Two more things: First, the balsamic vinegar marinade will darken the steaks, so it’s hard to tell if they’re well done or medium rare—or John’s favorite raw-rare. So keep the meat thermometer handy.
Second, we have a new pepper mill—and it’s the first one we’ve loved. It’s the Acacia model MP99: adhoc-design.de (It’s German, thus the ‘de’ for Deutschland, which is German for Germany.) It’s a very simple design with infinitely variable grind, and was less $35. I bought ours at our local kitchen store, which is now out of business, unfortunately. And while the MP99 is available online, please try to buy it locally, so your local kitchen store will stay in business. (The only thing left in our ‘shopping town’ for kitchen gadgets and appliances is now the big box stores. And if you want to know what’s wrong with that, read the 2/22/22 blog post about my Instapot for which I cannot replace the steam valve that rolled off who knows where.)
Here’s the meat recipe: roasted veggies follow. (Or you can just serve your pan roasted venison steaks with baked potatoes and microwaved veggies.) PS: this recipe is from Slice of the Wild: 100 venison recipes. And is one reason that book sits on the counter by the stove.

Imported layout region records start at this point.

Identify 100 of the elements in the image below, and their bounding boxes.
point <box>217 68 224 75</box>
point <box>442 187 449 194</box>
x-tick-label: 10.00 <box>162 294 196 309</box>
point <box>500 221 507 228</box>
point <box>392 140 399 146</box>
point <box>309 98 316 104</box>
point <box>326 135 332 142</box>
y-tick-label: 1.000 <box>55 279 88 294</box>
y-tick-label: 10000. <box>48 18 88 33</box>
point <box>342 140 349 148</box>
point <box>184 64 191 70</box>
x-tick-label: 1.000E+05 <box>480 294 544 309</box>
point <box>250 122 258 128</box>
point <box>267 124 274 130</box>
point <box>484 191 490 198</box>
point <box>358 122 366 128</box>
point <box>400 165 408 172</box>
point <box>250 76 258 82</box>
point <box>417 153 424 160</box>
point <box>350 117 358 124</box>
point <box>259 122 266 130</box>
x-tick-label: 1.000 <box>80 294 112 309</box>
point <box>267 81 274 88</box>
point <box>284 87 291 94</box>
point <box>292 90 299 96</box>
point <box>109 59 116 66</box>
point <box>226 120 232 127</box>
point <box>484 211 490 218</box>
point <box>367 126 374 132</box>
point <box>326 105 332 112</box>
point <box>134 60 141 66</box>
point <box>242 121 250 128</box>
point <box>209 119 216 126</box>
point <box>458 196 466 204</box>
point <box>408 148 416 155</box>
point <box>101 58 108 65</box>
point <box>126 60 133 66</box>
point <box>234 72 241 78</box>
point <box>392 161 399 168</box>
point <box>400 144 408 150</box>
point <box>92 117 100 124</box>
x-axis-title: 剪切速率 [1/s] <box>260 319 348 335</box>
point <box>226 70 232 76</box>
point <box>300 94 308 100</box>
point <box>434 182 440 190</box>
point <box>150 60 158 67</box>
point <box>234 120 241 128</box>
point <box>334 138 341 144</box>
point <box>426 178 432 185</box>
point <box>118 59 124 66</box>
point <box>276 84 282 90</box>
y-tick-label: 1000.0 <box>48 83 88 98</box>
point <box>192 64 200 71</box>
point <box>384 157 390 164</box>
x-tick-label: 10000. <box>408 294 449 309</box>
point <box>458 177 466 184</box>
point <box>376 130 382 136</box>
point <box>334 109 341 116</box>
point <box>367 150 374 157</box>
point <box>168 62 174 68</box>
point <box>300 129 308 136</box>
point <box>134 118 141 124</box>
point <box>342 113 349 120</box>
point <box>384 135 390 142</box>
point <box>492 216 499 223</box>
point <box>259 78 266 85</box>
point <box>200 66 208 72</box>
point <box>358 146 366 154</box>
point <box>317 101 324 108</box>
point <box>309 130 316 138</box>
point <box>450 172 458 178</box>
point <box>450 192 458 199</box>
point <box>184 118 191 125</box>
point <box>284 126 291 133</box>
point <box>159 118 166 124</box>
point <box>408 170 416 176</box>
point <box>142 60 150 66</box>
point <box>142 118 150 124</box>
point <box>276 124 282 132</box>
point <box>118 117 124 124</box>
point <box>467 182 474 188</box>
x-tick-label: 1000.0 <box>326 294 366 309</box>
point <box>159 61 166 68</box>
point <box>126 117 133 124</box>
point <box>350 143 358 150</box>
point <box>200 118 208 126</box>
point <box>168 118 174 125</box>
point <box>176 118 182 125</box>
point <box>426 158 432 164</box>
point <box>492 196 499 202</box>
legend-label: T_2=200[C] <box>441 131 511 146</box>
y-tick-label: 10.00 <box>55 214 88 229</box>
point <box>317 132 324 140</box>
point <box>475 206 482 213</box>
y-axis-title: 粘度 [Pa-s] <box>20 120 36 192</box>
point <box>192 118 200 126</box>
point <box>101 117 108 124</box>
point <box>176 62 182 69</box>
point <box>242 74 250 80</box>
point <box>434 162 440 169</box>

Balsamic Parmesan Venison Steaks
- 1/2 cup balsamic vinegar
- 1/4 cup oil
- 2-3 sprigs fresh thyme
- 1 sprig fresh oregano
- 1/4 cup grated Parmesan cheese
- 1/4 teaspoon salt
- 1/2 teaspoon coarse black pepper
- 1 pound venison steaks, 1-inch thick
- 2 tablespoons butter
Combine the vinegar, oil, thyme sprigs, oregano sprigs (stems and leaves intact), Parmesan, salt, and pepper in a re-sealable plastic bag. Trim and dry the steaks, then add to the marinade. Let marinate 24 to 48 hours in the refrigerator. When you are ready to cook, save the marinade for a sauce. And don’t dry the steaks; the oil will keep them from sticking.
- Place cast iron skillet #1 in the center of your oven; preheat to 475˚F. On the stovetop, bring one tablespoon of oil to a sizzle over medium-high heat in cast iron skillet #2 on the stove top and sear the steaks on both sides, about 3 minutes total. Transfer the steaks to skillet #1 to finish cooking in the oven: in ten minutes, a 1-inch steak should be medium rare.

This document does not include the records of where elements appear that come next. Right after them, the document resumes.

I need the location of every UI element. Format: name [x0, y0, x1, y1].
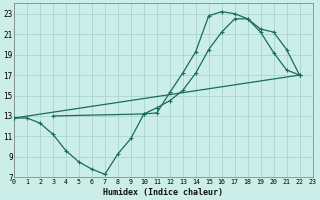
- X-axis label: Humidex (Indice chaleur): Humidex (Indice chaleur): [103, 188, 223, 197]
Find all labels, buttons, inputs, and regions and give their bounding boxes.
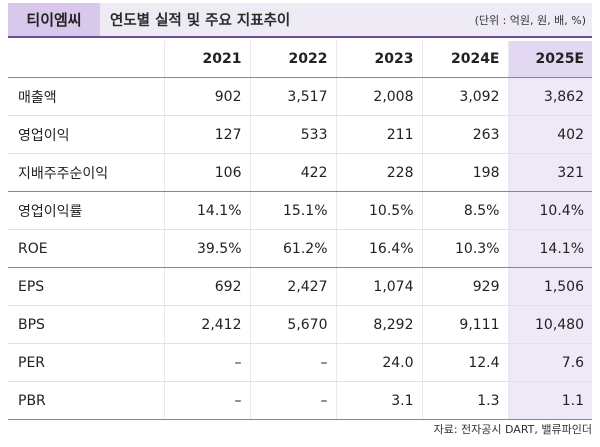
row-label: 지배주주순이익: [8, 153, 164, 192]
table-cell: 24.0: [335, 343, 422, 382]
table-cell: 3,517: [249, 77, 336, 116]
column-header: 2021: [163, 41, 250, 78]
table-cell: –: [163, 381, 250, 420]
table-cell: 198: [421, 153, 508, 192]
table-row: PER – – 24.0 12.4 7.6: [8, 343, 592, 382]
table-cell: 2,427: [249, 267, 336, 306]
header-stub: [8, 41, 164, 78]
table-cell: 929: [421, 267, 508, 306]
table-cell: 7.6: [507, 343, 592, 382]
table-cell: 692: [163, 267, 250, 306]
table-cell: 2,008: [335, 77, 422, 116]
table-cell: 228: [335, 153, 422, 192]
table-cell: 61.2%: [249, 229, 336, 268]
table-cell: 2,412: [163, 305, 250, 344]
table-cell: 3,862: [507, 77, 592, 116]
row-label: ROE: [8, 229, 164, 268]
table-cell: 10.4%: [507, 191, 592, 230]
table-cell: 10.5%: [335, 191, 422, 230]
company-name: 티이엠씨: [8, 3, 100, 36]
row-label: 매출액: [8, 77, 164, 116]
table-cell: –: [249, 381, 336, 420]
table-cell: 211: [335, 115, 422, 154]
table-cell: 8,292: [335, 305, 422, 344]
table-row: ROE 39.5% 61.2% 16.4% 10.3% 14.1%: [8, 229, 592, 268]
table-cell: 3.1: [335, 381, 422, 420]
title-bar: 티이엠씨 연도별 실적 및 주요 지표추이 (단위 : 억원, 원, 배, %): [8, 3, 592, 38]
table-cell: 1.1: [507, 381, 592, 420]
table-cell: 14.1%: [507, 229, 592, 268]
row-label: PER: [8, 343, 164, 382]
column-header: 2023: [335, 41, 422, 78]
table-cell: 9,111: [421, 305, 508, 344]
table-cell: 1.3: [421, 381, 508, 420]
table-cell: 106: [163, 153, 250, 192]
table-row: 매출액 902 3,517 2,008 3,092 3,862: [8, 77, 592, 116]
table-cell: –: [249, 343, 336, 382]
table-cell: 8.5%: [421, 191, 508, 230]
table-cell: 533: [249, 115, 336, 154]
table-cell: 3,092: [421, 77, 508, 116]
table-cell: 902: [163, 77, 250, 116]
table-title: 연도별 실적 및 주요 지표추이: [110, 13, 291, 29]
table-row: PBR – – 3.1 1.3 1.1: [8, 381, 592, 420]
column-header-highlight: 2025E: [507, 41, 592, 78]
table-cell: 263: [421, 115, 508, 154]
table-cell: 10,480: [507, 305, 592, 344]
row-label: PBR: [8, 381, 164, 420]
table-cell: 15.1%: [249, 191, 336, 230]
row-label: EPS: [8, 267, 164, 306]
table-row: EPS 692 2,427 1,074 929 1,506: [8, 267, 592, 306]
table-cell: 422: [249, 153, 336, 192]
table-cell: 127: [163, 115, 250, 154]
table-cell: 321: [507, 153, 592, 192]
table-cell: 10.3%: [421, 229, 508, 268]
table-row: 영업이익 127 533 211 263 402: [8, 115, 592, 154]
table-cell: 5,670: [249, 305, 336, 344]
row-label: 영업이익: [8, 115, 164, 154]
table-cell: 1,506: [507, 267, 592, 306]
table-row: 영업이익률 14.1% 15.1% 10.5% 8.5% 10.4%: [8, 191, 592, 230]
table-cell: 402: [507, 115, 592, 154]
column-header: 2024E: [421, 41, 508, 78]
column-header: 2022: [249, 41, 336, 78]
source-note: 자료: 전자공시 DART, 밸류파인더: [433, 423, 592, 436]
header-row: 2021 2022 2023 2024E 2025E: [8, 41, 592, 78]
table-row: 지배주주순이익 106 422 228 198 321: [8, 153, 592, 192]
table-cell: 39.5%: [163, 229, 250, 268]
table-row: BPS 2,412 5,670 8,292 9,111 10,480: [8, 305, 592, 344]
row-label: 영업이익률: [8, 191, 164, 230]
financial-table: 2021 2022 2023 2024E 2025E 매출액 902 3,517…: [8, 41, 592, 420]
table-cell: 16.4%: [335, 229, 422, 268]
table-cell: –: [163, 343, 250, 382]
row-label: BPS: [8, 305, 164, 344]
table-cell: 1,074: [335, 267, 422, 306]
table-cell: 14.1%: [163, 191, 250, 230]
unit-note: (단위 : 억원, 원, 배, %): [474, 13, 586, 27]
table-cell: 12.4: [421, 343, 508, 382]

- For a sauce: Lift skillet #2 off the stovetop burner a few seconds when you’re done searing, lower the heat to medium-low, and pour the marinade into the pan. Simmer until the sauce thickens. Add the butter to the pan, and when it melts, spoon the sauce over the steaks. Serve immediately.
Start the roasted veggies first, then when there’s about 15 minutes left to cook them, start the steaks. Then you can finish off both courses in the same oven.
- 1 ½ pounds potato, in bite-sized chunks
- ½ pound baby carrots
- 1 yellow onion, halved, then quartered
- 3 tablespoons oil
- Salt & fresh ground pepper to taste
In a bowl, combine the veggies and oil, season with salt and pepper and stir them all together to coat the veggies.
Spread them out on a roasting pan, and bake at 350 for one hour, turning them once or twice during the cooking.